Poster Session
Issue Date: July 01, 2015
Published Online: February 09, 2016
Updated: January 01, 2020
Occupational Therapy for Parental Mental Illness Through Early Intervention Programs
Author Affiliations
  • Tufts University
Article Information
Early Intervention / Mental Health / Basic Research
Poster Session   |   July 01, 2015
Occupational Therapy for Parental Mental Illness Through Early Intervention Programs
American Journal of Occupational Therapy, July 2015, Vol. 69, 6911505023.
American Journal of Occupational Therapy, July 2015, Vol. 69, 6911505023.

Date Presented 4/16/2015

This presentation covers research regarding Early Intervention (EI) program directors’ perceived role of occupational therapy practitioners providing mental health services to families, particularly parents, through Massachusetts EI programs. Information on current barriers and ideas for further research are presented.

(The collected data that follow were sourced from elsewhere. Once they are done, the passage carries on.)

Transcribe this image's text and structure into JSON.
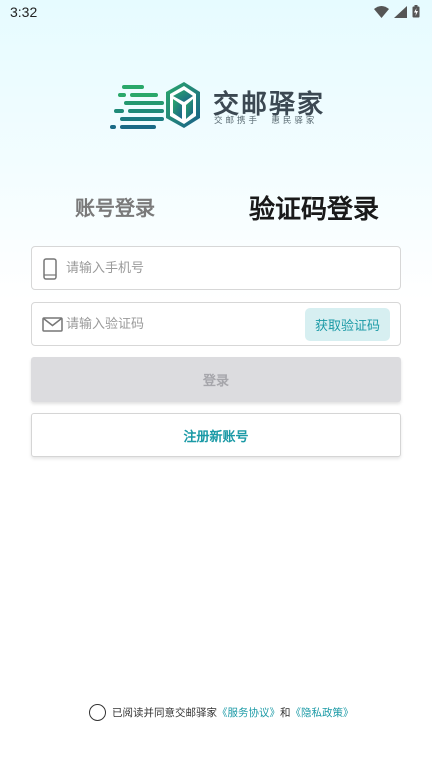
{
  "status_bar": {
    "time": "3:32"
  },
  "logo": {
    "title": "交邮驿家",
    "subtitle": "交邮携手  惠民驿家"
  },
  "tabs": [
    {
      "label": "账号登录",
      "active": false
    },
    {
      "label": "验证码登录",
      "active": true
    }
  ],
  "form": {
    "phone": {
      "value": "",
      "placeholder": "请输入手机号"
    },
    "code": {
      "value": "",
      "placeholder": "请输入验证码"
    },
    "get_code_label": "获取验证码",
    "login_label": "登录",
    "register_label": "注册新账号"
  },
  "agreement": {
    "prefix": "已阅读并同意交邮驿家",
    "service_link": "《服务协议》",
    "and": "和",
    "privacy_link": "《隐私政策》",
    "checked": false
  },
  "colors": {
    "accent": "#1b9aa6",
    "logo_green": "#2aa86a",
    "logo_blue": "#1a5f8a"
  }
}
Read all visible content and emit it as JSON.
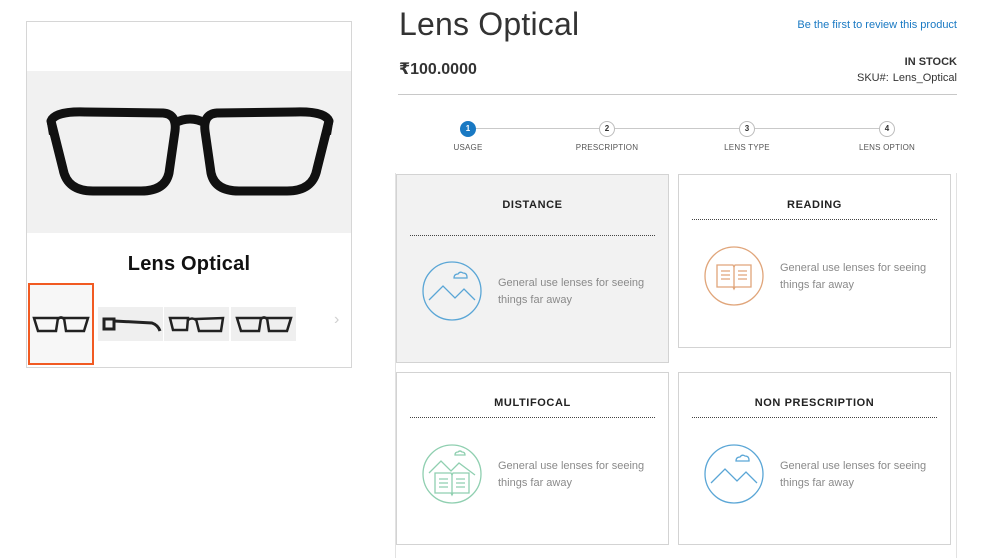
{
  "gallery": {
    "title": "Lens Optical",
    "next_icon": "chevron-right-icon",
    "thumbnails": [
      {
        "alt": "front-view",
        "active": true
      },
      {
        "alt": "side-view",
        "active": false
      },
      {
        "alt": "angle-view",
        "active": false
      },
      {
        "alt": "front-view-2",
        "active": false
      }
    ]
  },
  "product": {
    "title": "Lens Optical",
    "review_link": "Be the first to review this product",
    "price": "₹100.0000",
    "stock": "IN STOCK",
    "sku_label": "SKU#:",
    "sku_value": "Lens_Optical"
  },
  "steps": [
    {
      "number": "1",
      "label": "USAGE",
      "active": true
    },
    {
      "number": "2",
      "label": "PRESCRIPTION",
      "active": false
    },
    {
      "number": "3",
      "label": "LENS TYPE",
      "active": false
    },
    {
      "number": "4",
      "label": "LENS OPTION",
      "active": false
    }
  ],
  "options": [
    {
      "title": "DISTANCE",
      "description": "General use lenses for seeing things far away",
      "icon": "mountain-cloud-icon",
      "color": "#5aa6d6",
      "selected": true
    },
    {
      "title": "READING",
      "description": "General use lenses for seeing things far away",
      "icon": "book-icon",
      "color": "#e0a57a",
      "selected": false
    },
    {
      "title": "MULTIFOCAL",
      "description": "General use lenses for seeing things far away",
      "icon": "mountain-book-icon",
      "color": "#8fcfb0",
      "selected": false
    },
    {
      "title": "NON PRESCRIPTION",
      "description": "General use lenses for seeing things far away",
      "icon": "mountain-cloud-icon",
      "color": "#5aa6d6",
      "selected": false
    }
  ],
  "colors": {
    "accent": "#1979c3",
    "thumb_active_border": "#f15a22"
  }
}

SIGNIFICANCE: There are few options for parents with mental illness to access occupational therapy. Early Intervention (EI) is a nationwide program providing services to families in the home. In this study, we explore the role of EI in supporting parents with mental illness, and how occupational therapists are involved as adult mental health practitioners.
INNOVATION: Estimates show that up to 23% of children live in homes with one or more parent with mental illness. Parental mental illness affects the whole family and can have a negative impact on children: decreased social participation; lowered psychological and physical health; and increased behavior, developmental, and emotional problems. Occupational therapists in EI have the potential to exert a positive impact on the lives of the child and family as a whole by being utilized as adult mental health practitioners.
APPROACH: Research indicates that the majority of adults with mental illness are parents. Families affected by parental mental illness are more vulnerable, experience social isolation, and show decreased family task accomplishment. There is need for increased services for the whole family rather than the adult or child as individual clients. EI has been highlighted as an appropriate platform for service delivery to parents with mental illness. There is little research on the use of occupational therapists in EI as experts in adult mental health. The questions this study seeks to answer include the following: Are EI programs working to meet the needs of families with parents with mental illness? Which service providers are typically assigned to these families? Are directors aware of occupational therapists’ role and training in mental health practice?
The study design is a qualitative online 20-question survey. EI directors were e-mailed with a description of the study and link for the survey. We contacted 44 directors, and 29 surveys were completed. Quantitative data were analyzed as descriptive statistics—frequency counts and percentages. Qualitative data were analyzed for key themes.
RESULTS: Of programs surveyed, 41% identified services for parents with mental illness as part of their mission statement. Programs reported outside referrals as the primary approach when working with parents with mental illness. Barriers were discovered that limit the use of occupational therapists as adult mental health practitioners; these barriers were either systematic or perceptual. Systematic barriers included limited numbers of occupational therapists and a high need for other occupational therapy services. Perceptual barriers included occupational therapists having a strong role identification as motor and sensory therapists, occupational therapists being viewed as having limited training in adult mental health, and occupational therapists being reported to not consider adult mental health as part of their focus.
CONCLUSION: There are limited options for parents to access occupational therapy for mental health services; in this study, we investigated the current utilization of EI occupational therapists in this capacity. The most common approaches reported for working with parents with mental illness were outside referral and assignment of the social worker. On the basis of the results of this study, there are systematic and perceptual barriers that frequently keep occupational therapists from being utilized as adult mental health specialists in EI. The main limitation of this study is the small sample size, which limits the quality of data analysis that could be completed.